魔主、韓崢、葉孤、柳川、馮海……所有神罰山巔的強者,以及四面八方山頭上那黑壓壓、伸長脖子看熱鬧的數千修士,全都齊刷刷地看向遠處的天際。
只見天際盡頭,數道流光撕裂長空悍然暴沖而來!
為首一人,身形挺拔如槍,玄衣在狂風中獵獵作響,面容冷峻,眼神銳利無比!
不是別人,正是——江北!
“來了!!江北來了!!”
“他還真的來了!有種!單槍匹馬……哦不,帶了幾個幫手就敢闖神罰山?!”
“這就是那江北?有種!真他媽有種!明知是十死無生,還敢往這閻羅殿里闖!是條漢子!”

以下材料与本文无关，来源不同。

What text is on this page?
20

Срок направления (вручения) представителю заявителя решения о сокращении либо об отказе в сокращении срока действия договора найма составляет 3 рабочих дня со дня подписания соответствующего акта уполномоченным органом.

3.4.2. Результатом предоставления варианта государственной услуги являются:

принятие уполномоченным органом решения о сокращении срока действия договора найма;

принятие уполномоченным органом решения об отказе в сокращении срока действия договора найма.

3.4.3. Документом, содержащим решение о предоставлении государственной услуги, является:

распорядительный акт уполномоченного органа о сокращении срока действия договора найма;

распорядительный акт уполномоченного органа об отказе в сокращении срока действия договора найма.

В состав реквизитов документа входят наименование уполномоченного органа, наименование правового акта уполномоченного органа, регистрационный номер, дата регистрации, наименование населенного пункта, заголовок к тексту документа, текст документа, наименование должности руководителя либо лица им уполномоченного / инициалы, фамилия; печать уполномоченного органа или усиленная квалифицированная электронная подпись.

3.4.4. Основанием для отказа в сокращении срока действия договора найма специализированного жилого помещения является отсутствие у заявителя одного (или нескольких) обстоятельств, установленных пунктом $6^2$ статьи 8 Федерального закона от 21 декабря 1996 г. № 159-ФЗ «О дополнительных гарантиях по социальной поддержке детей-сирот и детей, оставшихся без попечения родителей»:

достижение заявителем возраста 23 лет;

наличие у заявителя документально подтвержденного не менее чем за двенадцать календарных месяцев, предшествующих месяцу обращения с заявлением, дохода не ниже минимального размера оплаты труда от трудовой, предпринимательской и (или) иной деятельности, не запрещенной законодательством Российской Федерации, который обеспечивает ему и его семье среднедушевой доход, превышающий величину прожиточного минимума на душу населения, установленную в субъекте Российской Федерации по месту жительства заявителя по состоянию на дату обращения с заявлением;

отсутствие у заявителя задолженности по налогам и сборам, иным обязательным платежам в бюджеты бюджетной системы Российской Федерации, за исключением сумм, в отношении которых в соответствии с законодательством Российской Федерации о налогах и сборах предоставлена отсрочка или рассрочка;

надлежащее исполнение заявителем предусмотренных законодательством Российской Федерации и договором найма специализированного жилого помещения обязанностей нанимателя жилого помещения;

“哼,有種頂個屁用!神罰滅世陣之下,再硬的骨頭也得化成灰!等著看好戲吧,看他能撐過幾道陣光!”
“打打賭,這江北能撐幾息?”
“我猜十息!”
“十息?你未免也看得起他,也太看不起神罰滅世陣了!我賭三息,不,三息都不到!這江北就得在神罰滅世陣之下神魂俱滅!”
……
江北現身的那一刻,議論聲瞬間席卷每一座山頭!
遠處山峰上,長天宗長老范牧瞳孔驟縮,心頭劇震,忍不住低呼:“他……他竟然真的來了!真敢來!”
神罰山巔,韓崢、葉孤、柳川等人臉上也是浮現獰笑:
“哈哈哈!小崽子!終于舍得來送死了!”
“倒也有幾分膽魄,可惜,就是太過狂妄了,不死不行啊!”
見到江北的那一刻,沈至秦神情先是冰冷,隨后嘴角重新噙起一抹獰笑弧度,五指緩緩攥緊、再攥緊。
而被死死按在地上的秦天鴻,淚水混著血污滾滾而下,他發不出聲音,只能在心中低吼:“徒……徒兒,你……你不該……不該來啊!!!”
他非常清楚,沈至秦這是要將他們全部一網打盡,根本就沒想過要交易。
到時候不僅他們要死,江北他們也要折在這里!
片刻之后,江北帶著溫世卿、周云南、裴修、程破岳以及蕭戰天幾人,在上千道目光的注視下,如同隕星般轟然砸落在神罰山的山巔之上。
腳剛沾地,程破岳和蕭戰天的目光就死死釘在了不遠處。
看到被天耀盟精銳死死按著、渾身浴血、幾乎不成人形的秦天鴻等人,兩人的眼睛瞬間就紅了。
“老秦!”
程破岳發出一聲驚呼,不敢置信。
“世鴻!”
溫世卿的聲音同樣顫抖,老眼含淚,看著秦天鴻那慘烈的模樣,心如刀絞。
周云南和裴修亦是氣得渾身發抖,死死的看向對面的沈至秦。
裴修猛地踏前一步,指著沈至秦的鼻子厲聲咆哮:“沈至秦!你個狼心狗肺的王八犢子!好毒的心腸啊!”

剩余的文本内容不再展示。